LeitartikelBank of England

Zentralbank unter Druck

Unabhängigkeit der Notenbank hin oder her: Die britischen Konservativen wollen für ihren Wahlkampf sinkende Zinsen.

Zentralbank unter Druck

Zentralbank unter Druck

Von Andreas Hippin

Jeremy Hunt wünscht sich niedrigere Zinsen für den Wahlkampf. In der City will man vor allem eines: keine Überraschungen.

Vermutlich wäre die große Mehrheit der Briten entsetzt, wenn sie wüsste, auf welcher Grundlage Leitzinsentscheidungen getroffen werden. Der frühere US-Notenbankchef Ben Bernanke hat in einer unabhängigen Untersuchung wesentliche Mängel im ökonomischen Modell ausgemacht, das den Prognosen der Bank of England zugrunde liegt. Ob daraus irgendwelche Konsequenzen gezogen werden, steht in den Sternen. Für die am Donnerstag anstehende Leitzinsentscheidung dürften noch die bisherigen Projektionen ausschlaggebend sein.

Hunt dringt auf Zinssenkung

Schatzkanzler Jeremy Hunt drängt die Geldpolitiker der Notenbank, den Leitzins schnell zu senken. Das lässt sich nicht so einfach ignorieren, auch wenn die Bank of England einst von Gordon Brown in die Unabhängigkeit entlassen wurde. Den regierenden Konservativen geht es darum, im herannahenden Wahlkampf sagen zu können, dass das Land unter ihrer Führung die Kurve gekriegt hat. Bis Ende Januar 2024 müssen Unterhauswahlen abgehalten werden. Angeblich soll es im November so weit sein.
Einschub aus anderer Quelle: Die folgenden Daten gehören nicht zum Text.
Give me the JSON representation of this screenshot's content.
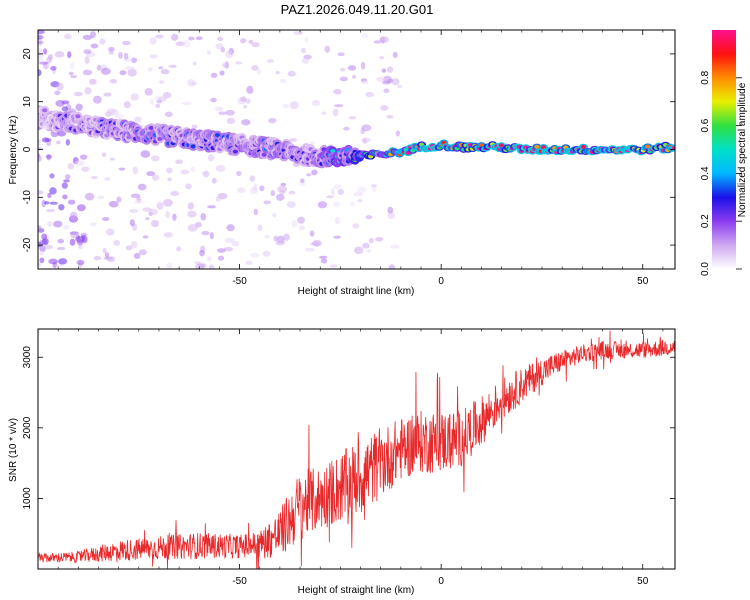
{
  "title": "PAZ1.2026.049.11.20.G01",
  "colors": {
    "snr_line": "#e8292b",
    "colorbar": [
      "#ffffff",
      "#cfa8f0",
      "#8a3cf0",
      "#1a10e8",
      "#00b8ff",
      "#00e0c8",
      "#30e040",
      "#e8f000",
      "#ff8c00",
      "#ff1010",
      "#ff1090"
    ]
  },
  "chart_data": [
    {
      "type": "heatmap",
      "title": "PAZ1.2026.049.11.20.G01",
      "xlabel": "Height of straight line (km)",
      "ylabel": "Frequency (Hz)",
      "xlim": [
        -100,
        58
      ],
      "ylim": [
        -25,
        25
      ],
      "xticks": [
        -50,
        0,
        50
      ],
      "yticks": [
        -20,
        -10,
        0,
        10,
        20
      ],
      "colorbar": {
        "label": "Normalized spectral amplitude",
        "range": [
          0,
          1
        ],
        "ticks": [
          0.0,
          0.2,
          0.4,
          0.6,
          0.8
        ]
      },
      "ridge": {
        "x": [
          -100,
          -95,
          -90,
          -85,
          -80,
          -75,
          -70,
          -65,
          -60,
          -55,
          -50,
          -45,
          -40,
          -35,
          -30,
          -25,
          -20,
          -15,
          -10,
          -5,
          0,
          5,
          10,
          15,
          20,
          30,
          40,
          50,
          58
        ],
        "freq": [
          7,
          6,
          5.5,
          4.5,
          4,
          3.5,
          3,
          2.5,
          2,
          1.5,
          1,
          0.5,
          0,
          -1,
          -1.5,
          -1.5,
          -1.5,
          -1,
          -0.5,
          0.5,
          1,
          0.5,
          0.5,
          0.5,
          0,
          0,
          0,
          0,
          0.5
        ],
        "amp": [
          0.1,
          0.18,
          0.2,
          0.22,
          0.24,
          0.25,
          0.25,
          0.26,
          0.25,
          0.24,
          0.25,
          0.26,
          0.25,
          0.25,
          0.28,
          0.4,
          0.5,
          0.6,
          0.75,
          0.85,
          0.9,
          0.95,
          0.95,
          0.95,
          0.95,
          0.9,
          0.9,
          0.9,
          0.9
        ]
      }
    },
    {
      "type": "line",
      "xlabel": "Height of straight line (km)",
      "ylabel": "SNR (10 * v/v)",
      "xlim": [
        -100,
        58
      ],
      "ylim": [
        0,
        3400
      ],
      "xticks": [
        -50,
        0,
        50
      ],
      "yticks": [
        1000,
        2000,
        3000
      ],
      "series": [
        {
          "name": "SNR",
          "x": [
            -100,
            -90,
            -80,
            -70,
            -60,
            -50,
            -45,
            -40,
            -35,
            -30,
            -25,
            -20,
            -15,
            -10,
            -5,
            0,
            5,
            10,
            15,
            20,
            25,
            30,
            35,
            40,
            45,
            50,
            58
          ],
          "value": [
            150,
            170,
            260,
            300,
            330,
            320,
            350,
            500,
            900,
            1000,
            1150,
            1300,
            1500,
            1700,
            1800,
            1800,
            1850,
            2100,
            2400,
            2600,
            2800,
            2950,
            3050,
            3100,
            3100,
            3100,
            3150
          ],
          "noise": [
            60,
            80,
            150,
            170,
            190,
            170,
            200,
            350,
            500,
            450,
            500,
            550,
            500,
            450,
            450,
            450,
            400,
            350,
            300,
            250,
            200,
            150,
            130,
            130,
            120,
            120,
            120
          ]
        }
      ]
    }
  ]
}
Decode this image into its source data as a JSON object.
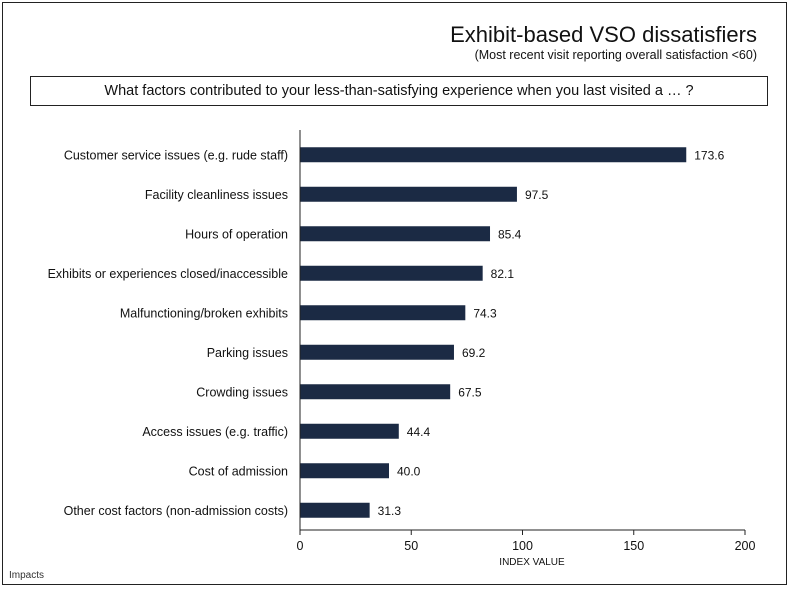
{
  "header": {
    "title": "Exhibit-based VSO dissatisfiers",
    "subtitle": "(Most recent visit reporting overall satisfaction <60)",
    "question": "What factors contributed to your less-than-satisfying experience when you last visited a … ?"
  },
  "footer": {
    "brand": "Impacts"
  },
  "colors": {
    "bar": "#1b2a44",
    "axis": "#222222",
    "text": "#111111"
  },
  "chart_data": {
    "type": "bar",
    "orientation": "horizontal",
    "categories": [
      "Customer service issues (e.g. rude staff)",
      "Facility cleanliness issues",
      "Hours of operation",
      "Exhibits or experiences closed/inaccessible",
      "Malfunctioning/broken exhibits",
      "Parking issues",
      "Crowding issues",
      "Access issues (e.g. traffic)",
      "Cost of admission",
      "Other cost factors (non-admission costs)"
    ],
    "values": [
      173.6,
      97.5,
      85.4,
      82.1,
      74.3,
      69.2,
      67.5,
      44.4,
      40.0,
      31.3
    ],
    "value_labels": [
      "173.6",
      "97.5",
      "85.4",
      "82.1",
      "74.3",
      "69.2",
      "67.5",
      "44.4",
      "40.0",
      "31.3"
    ],
    "xlabel": "INDEX VALUE",
    "xlim": [
      0,
      200
    ],
    "xticks": [
      0,
      50,
      100,
      150,
      200
    ],
    "xtick_labels": [
      "0",
      "50",
      "100",
      "150",
      "200"
    ],
    "grid": false,
    "legend": "none"
  }
}
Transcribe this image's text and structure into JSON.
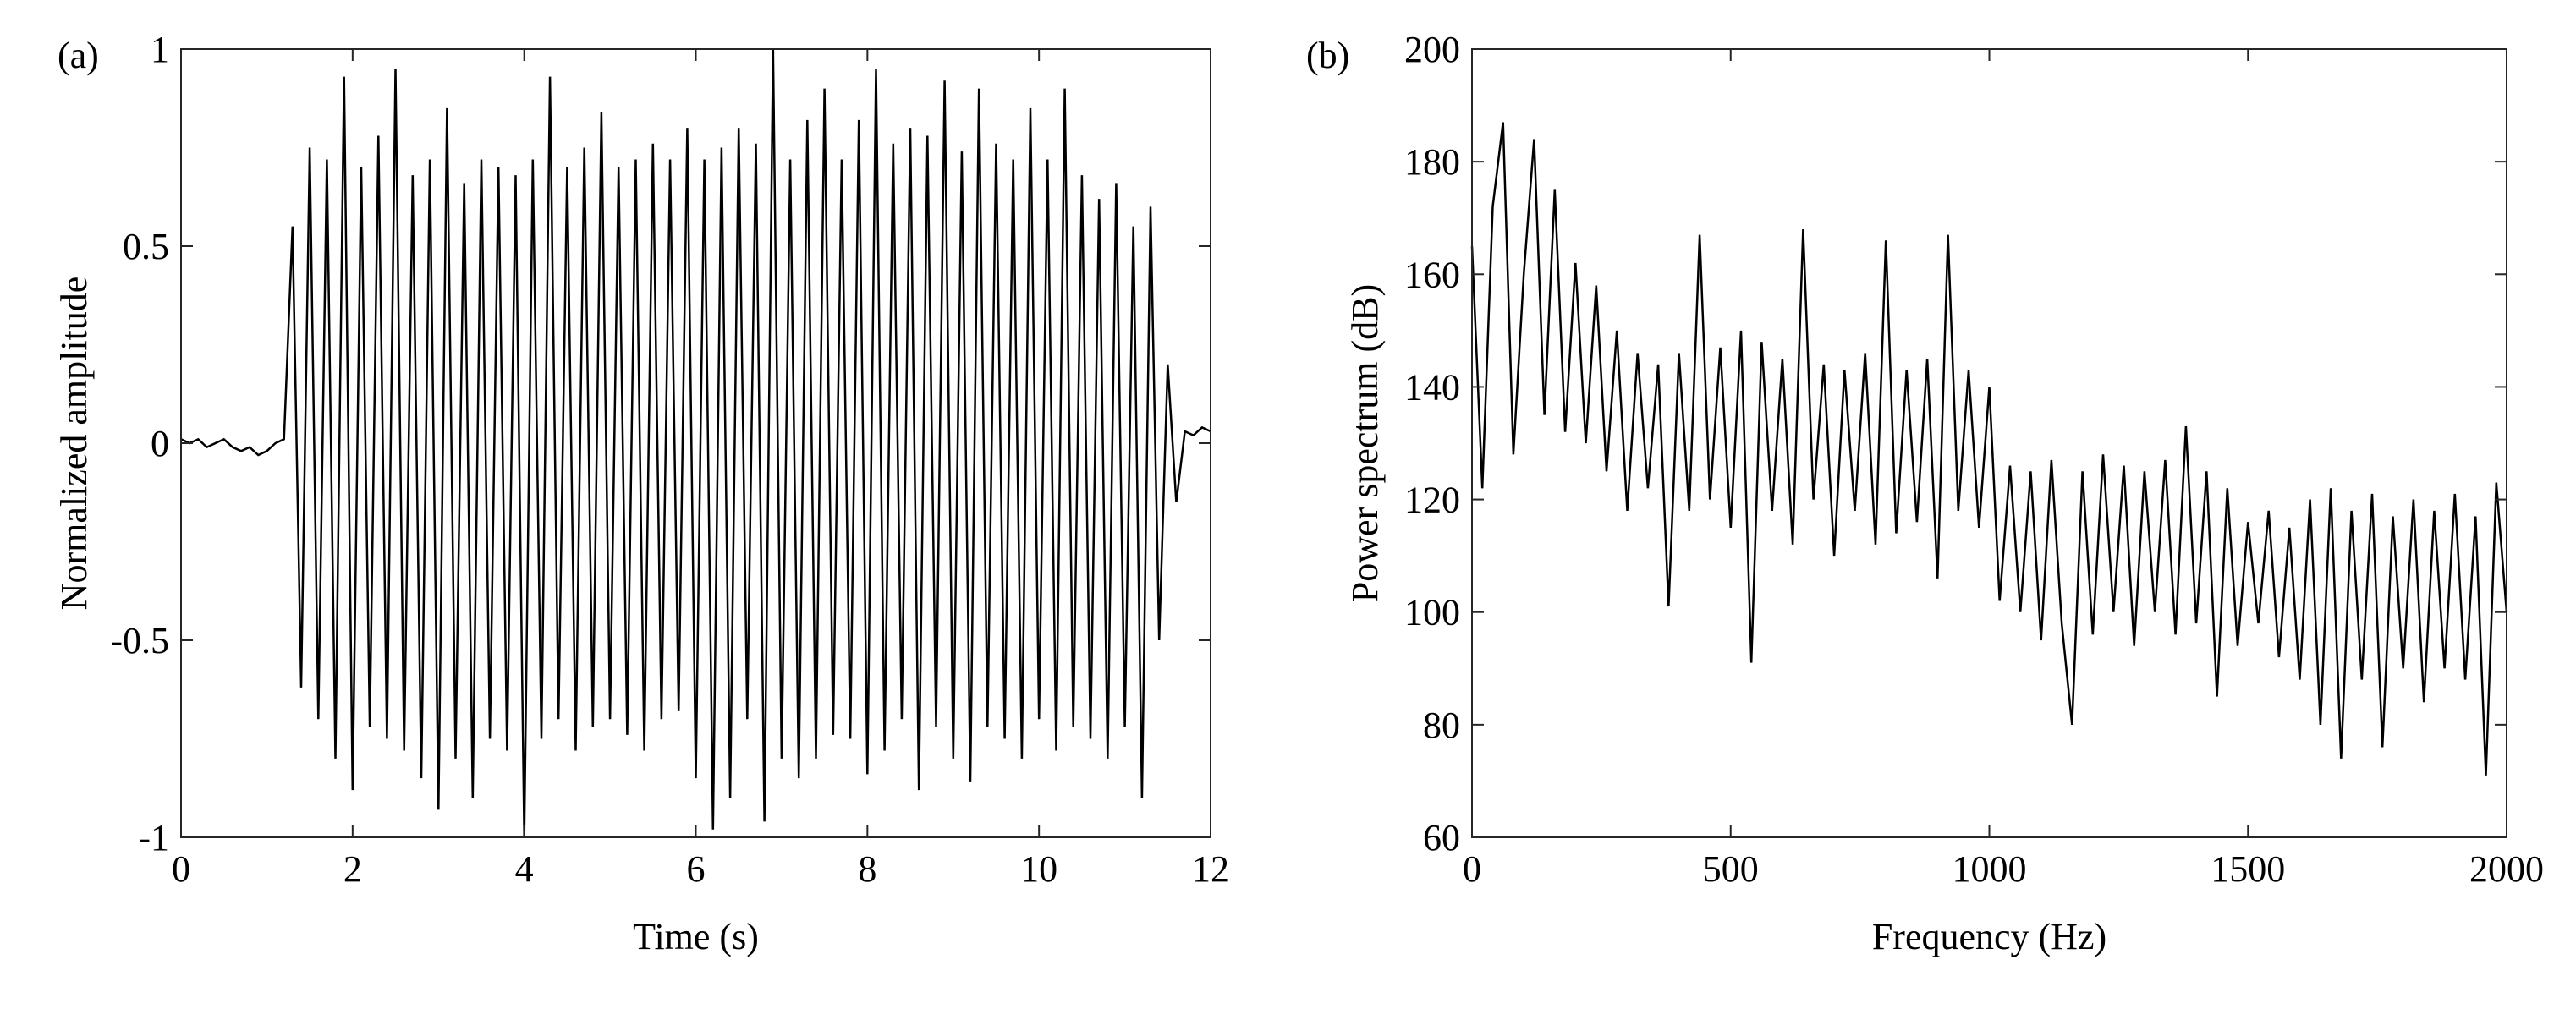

Bis dahin braucht Hunt möglichst viele gute Nachrichten aus der Wirtschaft.

Weg aus der Rezession

Im zweiten Halbjahr 2023 befand sich Großbritannien in einer technischen Rezession. Nun wird jeder Millimeter über der Nulllinie als Erholung gefeiert, auch wenn nach gut zwei Jahren Stagnation ein monatliches Wachstum des Bruttoinlandsprodukts um ein oder zwei Zehntelprozent alles andere als berauschend ist. Wenn nicht alle Stricke reißen, reicht es zu etwas Wachstum im Auftaktquartal.  

Entlastung für Eigenheimbesitzer

Eine Zinssenkung wäre nicht nur gut für die Stimmung. Sie würde vor allem Eigenheimbesitzer entlasten, die ihre Hypotheken refinanzieren müssen. Viele, die ihren ablaufenden Kredit noch in der Nullzinsphase aufgenommen haben, müssen mit sehr viel höheren Monatsraten rechnen. Wäre es weniger, könnte das den Tories vielleicht ein paar Stimmen bringen.

Irrtümer der Vergangenheit

Da ist es kein Wunder, dass aus den Reihen der Konservativen daran erinnert wird, dass die Bank of England lange an der Fiktion festhielt, bei dem nach der Pandemie einsetzenden Preisauftrieb handele es sich um ein vorübergehendes Phänomen. Sie habe die Zügel zu spät angezogen und nun fehle ihr der Mut, sie rechtzeitig zu lockern. Die Unabhängigkeit der Notenbank wird zwar nicht mehr offen zur Disposition gestellt. Man macht ihr aber durchaus Druck.

Keine Mehrheit für Zinsschritt erkennbar

Es steht allerdings nicht zu erwarten, dass sich im neunköpfigen geldpolitischen Komitee eine Mehrheit für einen Zinsschritt nach unten finden wird. Am wahrscheinlichsten ist, dass sich weiterhin nur ein externes Mitglied, Swati Dhingra, für eine Senkung um 25 Basispunkte auf dann 5,0% aussprechen wird. Erst wenn sich ihr ein Mitglied der Führungsspitze der Bank of England anschließt, ist mit einem Umschwung zu rechnen.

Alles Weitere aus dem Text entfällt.